McMurray addressed supporters from the pulpit at the Pullman Memorial Universalist Church. But before he did, he wanted to know the history of the church.
“How beautiful is this place?” McMurray said looking around the church sanctuary. “Can someone please give us the history of this building.”
Bill Lattin, a retired county historian, stood up and shared how George Pullman had the church built as a memorial for his parents in 1894. George grew up in Albion and moved to Chicago and made a fortune making comfortable railroad sleeping cars. The Pullman church includes 43 Tiffany stained glass windows.

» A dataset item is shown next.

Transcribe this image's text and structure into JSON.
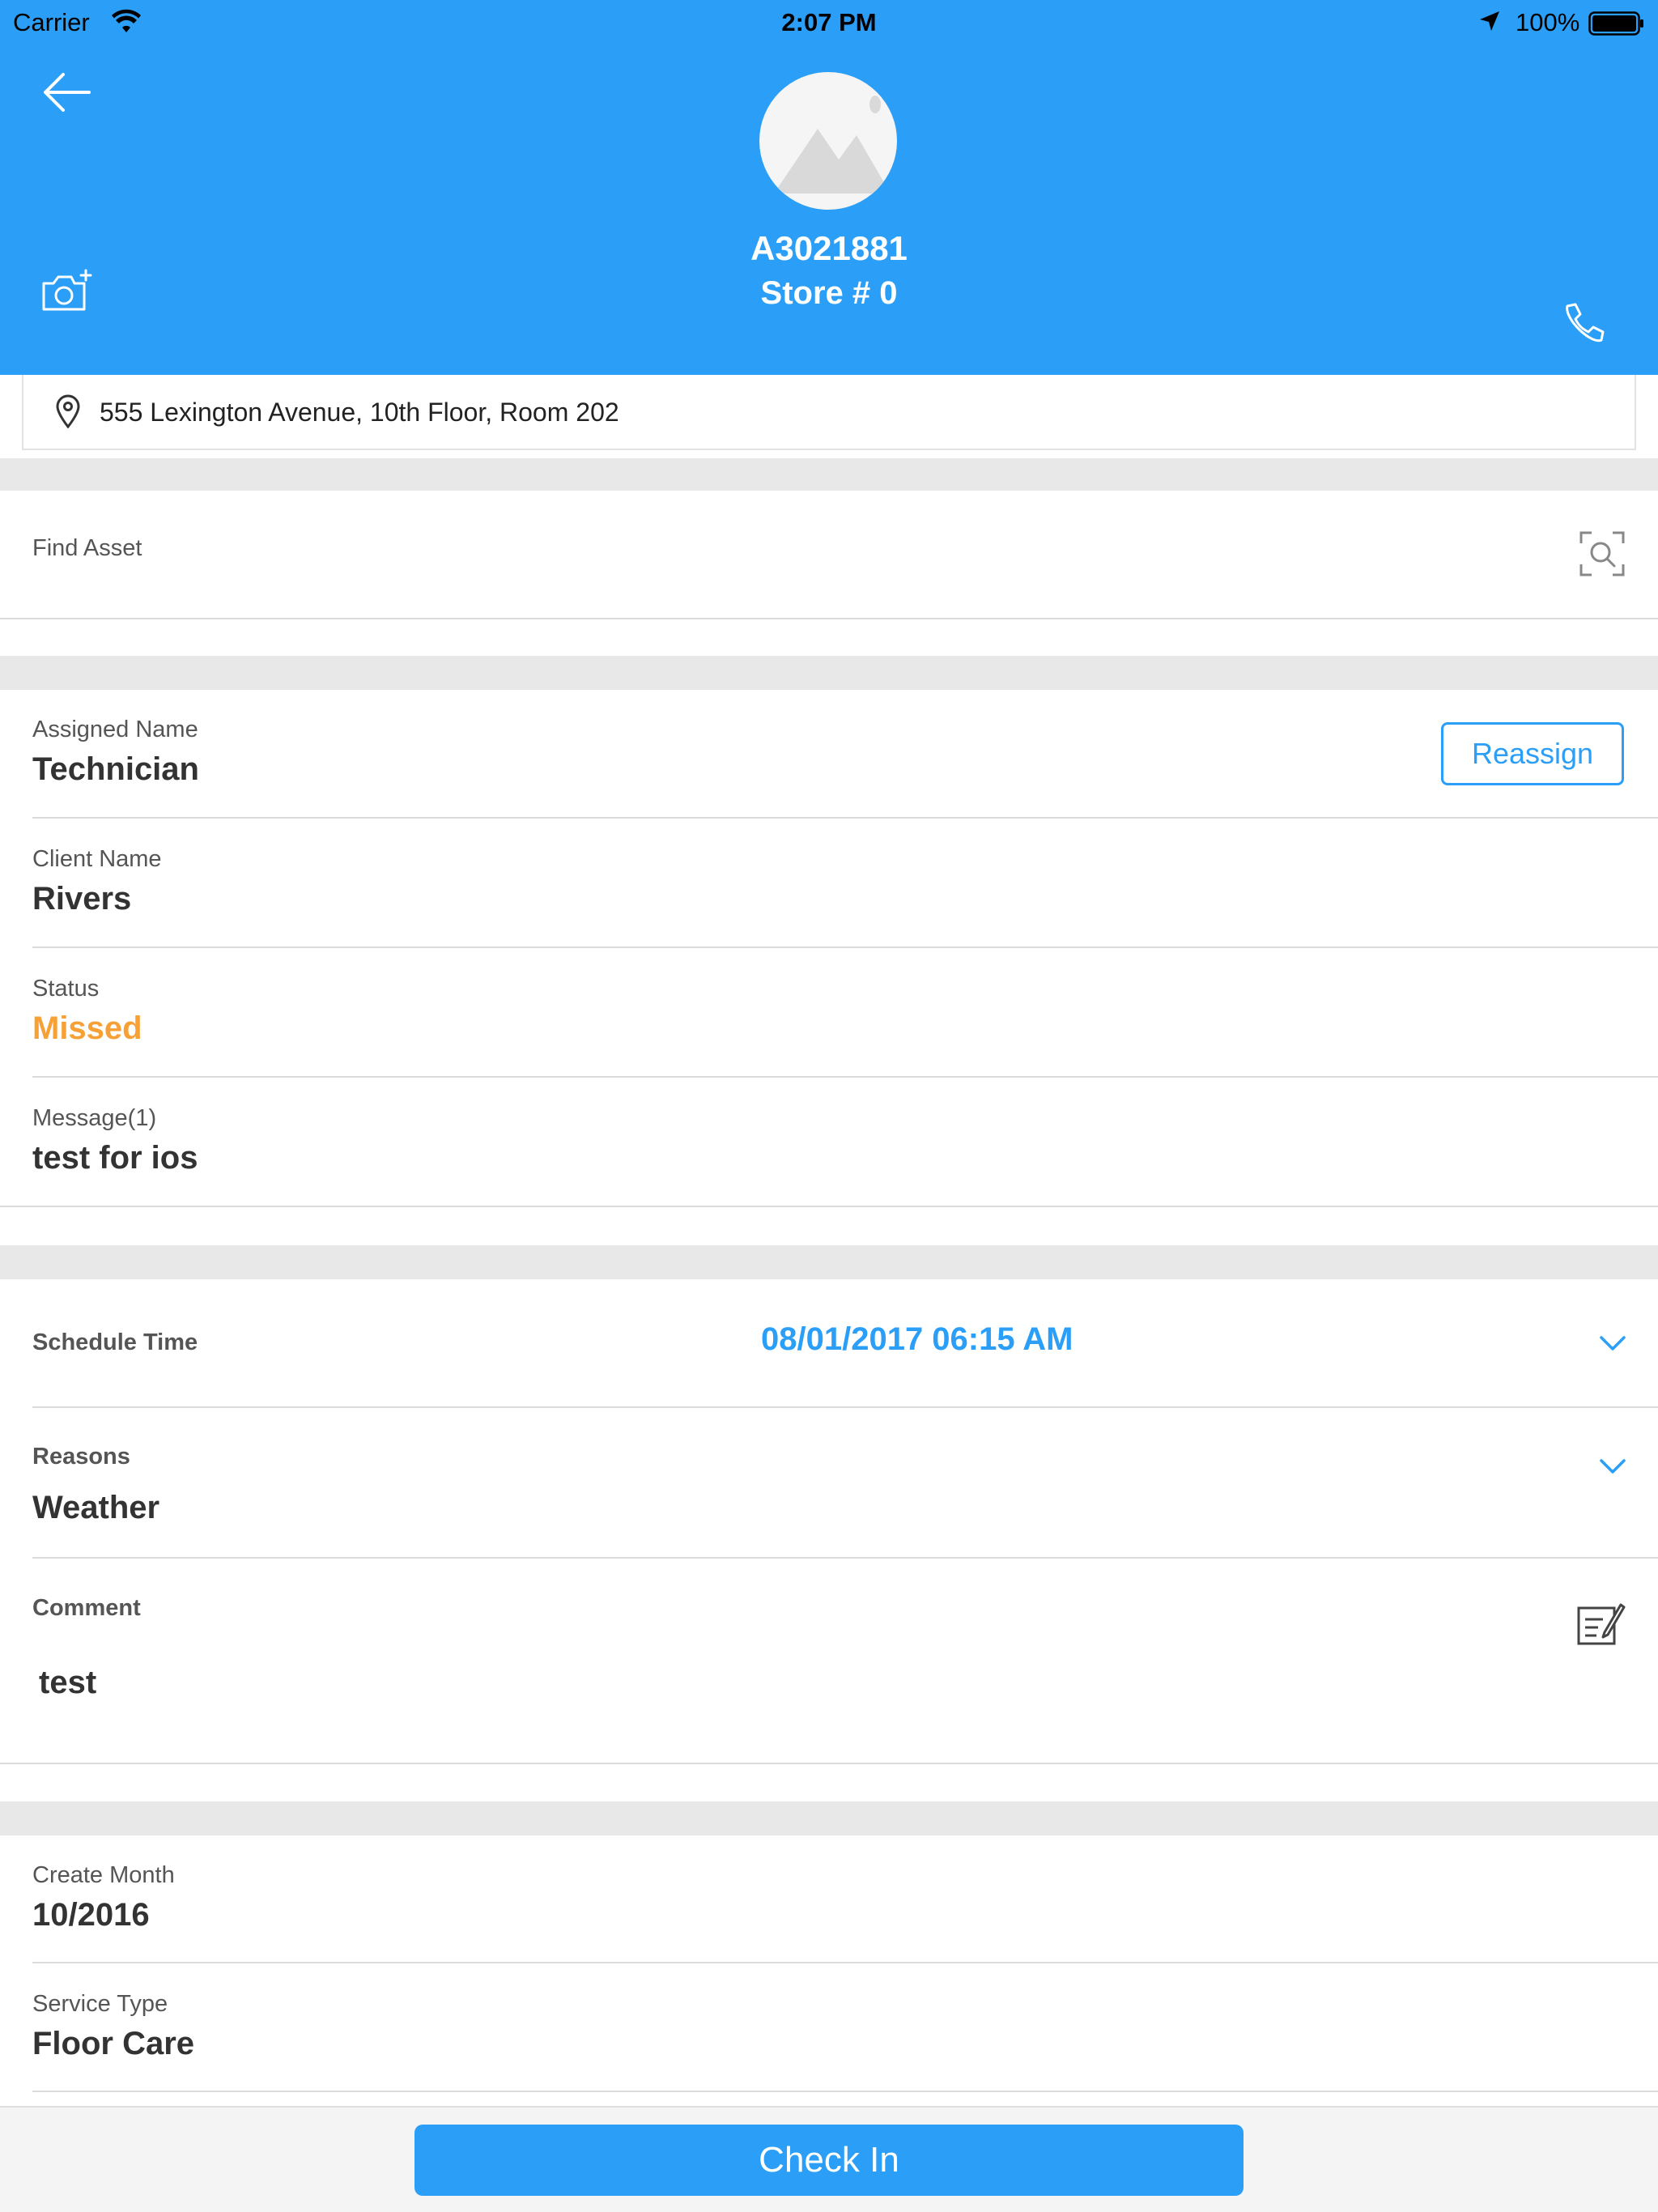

McMurray, at the beginning of his remarks, also praised Jeanne Crane, who recently stepped down as chairwoman of the Orleans County Democratic Party. She has always been encouraging in a “Long fight,” McMurray said.
“Jeanne Crane is here and we love her,” McMurray said. “She is a wonderful human being.”
Crane said McMurray has frequently been to the county and reached out to local Democrativ leaders.
“He came to us early and attends many of our functions,” Crane said. “He is down to earth and cordial.”
McMurray, an attorney and former Grand Island town supervisor, said he will need more than Democrats to win. He said he has been close in the past two elections due to conservatives and independents crossing over.
He urged Republicans to give him a chance.
“I feel if I could meet every single person I would win,” McMurray said. “But party labels go a long way still. Party-line politics has caused problems for Western New York.”
He has been hindered in connecting with voters because so many festivals, county fairs and parades have been cancelled due to Covid-19.
He has been active on social media, connecting with 10,000 followers on Facebook and 20,000 followers on Twitter.
McMurray said when people meet him, he doesn’t fit the stereotypes depicted in the ads the past three years from his opponents.
“I think the message is out there but it’s hard to fight $10 million in negative advertisements, because that’s what they’ve thrown at me the past three years,” McMurray said. “Some people think I’m a devil or something but when they meet me they’re like, ‘This guy is a nice guy.’”
He has used grass roots support, about 4,000 small donations, to fund the campaign. His volunteers also sent out 70,000 hand-written postcards.
“You find me a campaign that has ever done that in the country,” McMurray said.
He blamed President Trump for fueling divisions in the country. The president also has offered an incompetent response to the Covid-19 pandemic and Jacobs has refused to offer any criticism for Trump’s handling of the crisis, McMurray said.
The country needs Joe Biden, “a decent man” who would bring the country together and work for all Americans, McMurray said.
“I believe in America,” McMurray told his supporters at the Pullman event. “America can redeem itself.”